Les gardes-cercle, une sorte de police locale, imposaient aux gens de la brousse la culture des parcelles de terrains incultes. Cela donnait un coton pas très haut dont la fibre était relativement courte mais dont les quantités de produit servaient à alimenter la « Cotonfran ». Cette dernière avait installée une usine dite d'égrainage c'est à dire que l'on séparait sur place le coton de la graine qui portait la fibre. De grands camions-bennes arrivaient avec le coton en vrac, puis de l'usine sortaient des balles de coton, ensuite transportées vers le port d'embarquement de Douala. Il fut une époque où ce coton a même été transporté par L'activité du coton était une activité importante. Plusieurs européens travaillaient à l'usine et la production alimentait le marché européen.
Il y eut ensuite une tentative de création d'un casier à riz. Sur un terrain propice au bord du Logone, l'Administration installa des diguettes et des canaux pour pouvoir cultiver du riz par irrigation. J'ai connu le directeur agricole qui pilotait cette culture, il avait réussi à former les Bananas à la conduite d'un attelage de zébus qu'il avait lui-même dressé aux labours des casiers avant leur mise en eau.


Le coton

La première anecdote se situe au casier A où le conducteur de travaux, revenant de congés en France, entra un jour dans mon bureau en disant : « Ah, docteur, si vous saviez ce qu'il m'arrive... » Il me raconta alors que pendant son séjour en France les Bananas avaient tout simplement mangé les deux bœufs qui servaient d'attelage pour la culture du riz. C'était une viande gratuite et certainement de bonne qualité !
L'autre aventure fut ma tentative de cultiver de l'arachide. Le terrain de l'hôpital avait une grande emprise et une parcelle était inoccupée de construction, elle servait de "pondoir" municipal dans ce pays où il n'y avait ni WC ni latrines. Ennuyé par cette pollution, un jour je décidais de la mettre en culture. J'ai demandé au directeur du casier A de me prêter son attelage de bœufs, j'ai retourné moi-même la terre de cette parcelle, puis je l'ai ensemencée en arachide au début de la saison des pluies. La récolte a été miraculeuse, j'ai rempli une multitude de sacs 20 d'arachide que j'ai distribué à mes infirmiers – en me disant que mes infirmiers allaient certainement demander à cultiver la parcelle pour avoir de l'arachide l'année suivante. Il n'en fut rien, la terre redevint ce qu'elle était à l'origine : le "pondoir" municipal.

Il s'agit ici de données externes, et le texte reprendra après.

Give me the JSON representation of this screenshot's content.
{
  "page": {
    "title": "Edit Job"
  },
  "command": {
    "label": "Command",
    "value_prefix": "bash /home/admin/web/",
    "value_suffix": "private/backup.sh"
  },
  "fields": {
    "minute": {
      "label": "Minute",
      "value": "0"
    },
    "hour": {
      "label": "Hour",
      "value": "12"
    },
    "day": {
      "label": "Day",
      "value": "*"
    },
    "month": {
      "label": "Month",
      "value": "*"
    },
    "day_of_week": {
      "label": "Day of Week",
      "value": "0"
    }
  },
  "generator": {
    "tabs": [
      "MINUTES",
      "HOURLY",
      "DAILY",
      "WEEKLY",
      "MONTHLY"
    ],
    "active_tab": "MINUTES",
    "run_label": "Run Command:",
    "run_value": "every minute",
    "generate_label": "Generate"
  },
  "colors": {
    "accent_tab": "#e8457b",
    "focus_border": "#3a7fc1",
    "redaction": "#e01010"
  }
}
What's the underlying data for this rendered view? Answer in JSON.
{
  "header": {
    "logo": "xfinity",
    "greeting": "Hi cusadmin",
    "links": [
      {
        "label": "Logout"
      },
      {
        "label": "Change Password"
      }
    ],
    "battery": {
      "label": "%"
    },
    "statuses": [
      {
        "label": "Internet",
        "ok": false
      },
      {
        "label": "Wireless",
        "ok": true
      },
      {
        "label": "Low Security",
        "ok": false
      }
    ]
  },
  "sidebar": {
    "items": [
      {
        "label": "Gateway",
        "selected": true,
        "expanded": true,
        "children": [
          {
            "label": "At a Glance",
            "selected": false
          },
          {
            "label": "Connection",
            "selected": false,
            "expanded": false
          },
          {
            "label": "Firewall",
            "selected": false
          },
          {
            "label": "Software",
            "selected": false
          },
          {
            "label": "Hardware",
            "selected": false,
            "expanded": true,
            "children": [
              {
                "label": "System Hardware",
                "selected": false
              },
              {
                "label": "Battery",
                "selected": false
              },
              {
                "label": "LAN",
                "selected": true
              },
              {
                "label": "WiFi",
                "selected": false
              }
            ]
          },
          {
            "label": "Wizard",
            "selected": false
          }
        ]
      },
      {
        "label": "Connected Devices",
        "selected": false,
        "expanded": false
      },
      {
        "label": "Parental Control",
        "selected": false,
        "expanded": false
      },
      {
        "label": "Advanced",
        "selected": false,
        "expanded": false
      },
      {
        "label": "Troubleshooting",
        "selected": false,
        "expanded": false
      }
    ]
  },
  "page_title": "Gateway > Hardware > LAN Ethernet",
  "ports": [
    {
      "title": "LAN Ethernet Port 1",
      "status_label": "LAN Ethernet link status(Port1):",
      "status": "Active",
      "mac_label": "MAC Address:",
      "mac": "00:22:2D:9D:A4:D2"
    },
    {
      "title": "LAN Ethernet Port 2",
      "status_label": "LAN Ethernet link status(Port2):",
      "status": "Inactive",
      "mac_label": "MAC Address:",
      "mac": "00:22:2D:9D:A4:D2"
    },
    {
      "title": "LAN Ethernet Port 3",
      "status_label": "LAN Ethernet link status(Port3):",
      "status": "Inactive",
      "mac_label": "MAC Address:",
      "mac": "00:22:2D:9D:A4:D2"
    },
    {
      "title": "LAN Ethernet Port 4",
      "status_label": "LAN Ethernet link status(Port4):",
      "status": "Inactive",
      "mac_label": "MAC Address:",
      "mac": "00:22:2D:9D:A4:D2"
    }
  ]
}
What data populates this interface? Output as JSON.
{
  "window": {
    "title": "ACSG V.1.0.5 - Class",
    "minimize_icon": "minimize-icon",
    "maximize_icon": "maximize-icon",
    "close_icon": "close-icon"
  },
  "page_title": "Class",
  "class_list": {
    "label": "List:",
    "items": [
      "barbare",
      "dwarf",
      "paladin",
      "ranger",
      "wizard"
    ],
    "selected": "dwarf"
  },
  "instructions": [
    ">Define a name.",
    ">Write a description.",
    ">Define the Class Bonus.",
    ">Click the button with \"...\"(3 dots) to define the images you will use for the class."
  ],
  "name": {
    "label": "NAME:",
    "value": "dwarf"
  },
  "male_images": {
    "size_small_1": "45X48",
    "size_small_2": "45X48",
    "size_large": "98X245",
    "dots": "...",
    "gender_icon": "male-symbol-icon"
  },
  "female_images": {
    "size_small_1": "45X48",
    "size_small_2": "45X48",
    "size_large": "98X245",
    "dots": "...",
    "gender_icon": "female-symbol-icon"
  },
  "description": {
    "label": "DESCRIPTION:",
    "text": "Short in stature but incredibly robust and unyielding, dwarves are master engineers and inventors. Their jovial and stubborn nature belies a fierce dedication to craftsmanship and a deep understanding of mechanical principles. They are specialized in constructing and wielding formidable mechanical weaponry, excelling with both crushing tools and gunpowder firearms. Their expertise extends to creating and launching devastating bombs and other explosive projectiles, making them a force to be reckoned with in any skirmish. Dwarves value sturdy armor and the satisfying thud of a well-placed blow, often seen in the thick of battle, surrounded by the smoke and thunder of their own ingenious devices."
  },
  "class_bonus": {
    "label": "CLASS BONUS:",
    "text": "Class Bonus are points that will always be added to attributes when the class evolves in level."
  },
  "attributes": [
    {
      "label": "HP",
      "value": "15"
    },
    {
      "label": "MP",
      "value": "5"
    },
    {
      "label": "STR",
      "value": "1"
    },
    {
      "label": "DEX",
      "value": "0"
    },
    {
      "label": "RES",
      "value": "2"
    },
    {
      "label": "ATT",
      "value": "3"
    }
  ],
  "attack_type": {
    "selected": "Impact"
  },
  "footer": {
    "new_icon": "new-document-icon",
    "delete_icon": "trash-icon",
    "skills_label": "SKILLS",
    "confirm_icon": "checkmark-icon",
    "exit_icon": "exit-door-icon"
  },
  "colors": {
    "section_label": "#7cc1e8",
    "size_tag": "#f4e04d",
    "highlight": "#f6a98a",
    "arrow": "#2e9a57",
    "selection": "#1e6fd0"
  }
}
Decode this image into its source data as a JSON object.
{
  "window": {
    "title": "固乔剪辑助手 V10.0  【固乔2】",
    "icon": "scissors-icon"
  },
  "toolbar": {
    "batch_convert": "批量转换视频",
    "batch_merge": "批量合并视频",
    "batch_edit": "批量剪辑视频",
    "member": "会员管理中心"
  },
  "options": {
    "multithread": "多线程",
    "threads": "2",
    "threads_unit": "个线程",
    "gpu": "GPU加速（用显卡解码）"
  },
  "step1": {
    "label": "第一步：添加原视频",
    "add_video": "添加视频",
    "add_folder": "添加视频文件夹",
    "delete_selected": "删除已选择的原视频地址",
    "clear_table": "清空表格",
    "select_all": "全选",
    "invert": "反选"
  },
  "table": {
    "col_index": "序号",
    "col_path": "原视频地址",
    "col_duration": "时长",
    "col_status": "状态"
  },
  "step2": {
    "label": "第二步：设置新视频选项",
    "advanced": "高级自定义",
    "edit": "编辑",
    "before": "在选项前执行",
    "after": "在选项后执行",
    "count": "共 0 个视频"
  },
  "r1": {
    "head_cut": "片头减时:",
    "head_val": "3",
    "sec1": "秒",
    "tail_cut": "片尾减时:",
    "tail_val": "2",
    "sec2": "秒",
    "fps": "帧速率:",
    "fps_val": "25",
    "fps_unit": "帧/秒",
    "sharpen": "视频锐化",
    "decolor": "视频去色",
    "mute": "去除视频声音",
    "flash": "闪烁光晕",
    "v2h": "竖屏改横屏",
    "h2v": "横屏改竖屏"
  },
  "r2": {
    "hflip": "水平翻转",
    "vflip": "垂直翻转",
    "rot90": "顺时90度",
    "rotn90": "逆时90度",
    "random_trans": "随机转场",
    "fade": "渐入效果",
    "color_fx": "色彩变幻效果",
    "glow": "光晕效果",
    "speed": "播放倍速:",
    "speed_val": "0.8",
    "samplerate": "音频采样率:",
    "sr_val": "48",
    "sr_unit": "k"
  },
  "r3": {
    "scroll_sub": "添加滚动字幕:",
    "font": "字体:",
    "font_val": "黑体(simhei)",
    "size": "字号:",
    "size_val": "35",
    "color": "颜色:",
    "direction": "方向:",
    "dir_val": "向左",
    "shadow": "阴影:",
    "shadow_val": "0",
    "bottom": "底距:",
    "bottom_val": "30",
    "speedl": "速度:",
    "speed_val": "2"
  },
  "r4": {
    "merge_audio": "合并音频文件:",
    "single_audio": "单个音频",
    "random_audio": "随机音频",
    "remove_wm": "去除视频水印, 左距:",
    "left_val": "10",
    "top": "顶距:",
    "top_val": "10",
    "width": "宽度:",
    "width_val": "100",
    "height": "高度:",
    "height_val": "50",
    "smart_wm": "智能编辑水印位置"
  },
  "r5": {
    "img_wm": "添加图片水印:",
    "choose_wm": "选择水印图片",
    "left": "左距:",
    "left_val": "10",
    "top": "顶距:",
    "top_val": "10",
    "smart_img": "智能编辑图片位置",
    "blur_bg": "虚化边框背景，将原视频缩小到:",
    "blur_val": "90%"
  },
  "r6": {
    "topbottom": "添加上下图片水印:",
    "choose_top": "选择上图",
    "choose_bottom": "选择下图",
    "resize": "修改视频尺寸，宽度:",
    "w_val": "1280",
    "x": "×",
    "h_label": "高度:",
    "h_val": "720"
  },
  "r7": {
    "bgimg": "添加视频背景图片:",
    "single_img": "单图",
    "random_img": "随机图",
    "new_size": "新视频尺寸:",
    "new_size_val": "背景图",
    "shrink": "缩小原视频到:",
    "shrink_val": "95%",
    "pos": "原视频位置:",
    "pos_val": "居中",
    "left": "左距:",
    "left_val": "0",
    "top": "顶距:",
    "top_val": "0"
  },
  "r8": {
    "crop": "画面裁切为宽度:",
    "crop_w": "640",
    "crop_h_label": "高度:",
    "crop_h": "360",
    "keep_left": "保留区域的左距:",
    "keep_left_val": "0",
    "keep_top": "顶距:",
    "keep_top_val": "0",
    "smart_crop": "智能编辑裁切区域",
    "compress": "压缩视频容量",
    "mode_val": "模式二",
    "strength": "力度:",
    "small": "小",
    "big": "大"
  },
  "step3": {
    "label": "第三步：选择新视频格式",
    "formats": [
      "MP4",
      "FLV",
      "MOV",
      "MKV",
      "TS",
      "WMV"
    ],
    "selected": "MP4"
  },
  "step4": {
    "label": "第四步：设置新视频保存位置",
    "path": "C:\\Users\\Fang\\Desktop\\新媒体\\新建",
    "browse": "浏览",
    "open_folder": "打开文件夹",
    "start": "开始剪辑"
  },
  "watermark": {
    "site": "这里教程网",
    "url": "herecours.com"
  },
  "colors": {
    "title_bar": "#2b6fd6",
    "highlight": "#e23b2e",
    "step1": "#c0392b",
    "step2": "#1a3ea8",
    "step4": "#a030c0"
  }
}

Une activité de transit était la transhumance de troupeaux de bovidés importants venus du Nord-Tchad et destinés à alimenter en viande le Sud-Cameroun où la présence de la mouche tsé-tsé interdisait tout élevage. La transhumance était une véritable aventure car les convois étaient quelquefois attaqués au cours de leur périple par des bandits qui tentaient de s'emparer du bétail. Les pasteurs étaient d'ailleurs armés, ils disposaient d'arcs et de flèches empoisonnées qui pouvaient provoquer rapidement la mort. Ces flèches étaient enduites, sur une petite hampe d'acier susceptibles de rester dans l'homme touché, d'un probable mélange de datura et de cadavérine, afin de faciliter la diffusion du poison. Il m'est arrivé de faire l'autopsie de bandits ayant été tués par ce moyen.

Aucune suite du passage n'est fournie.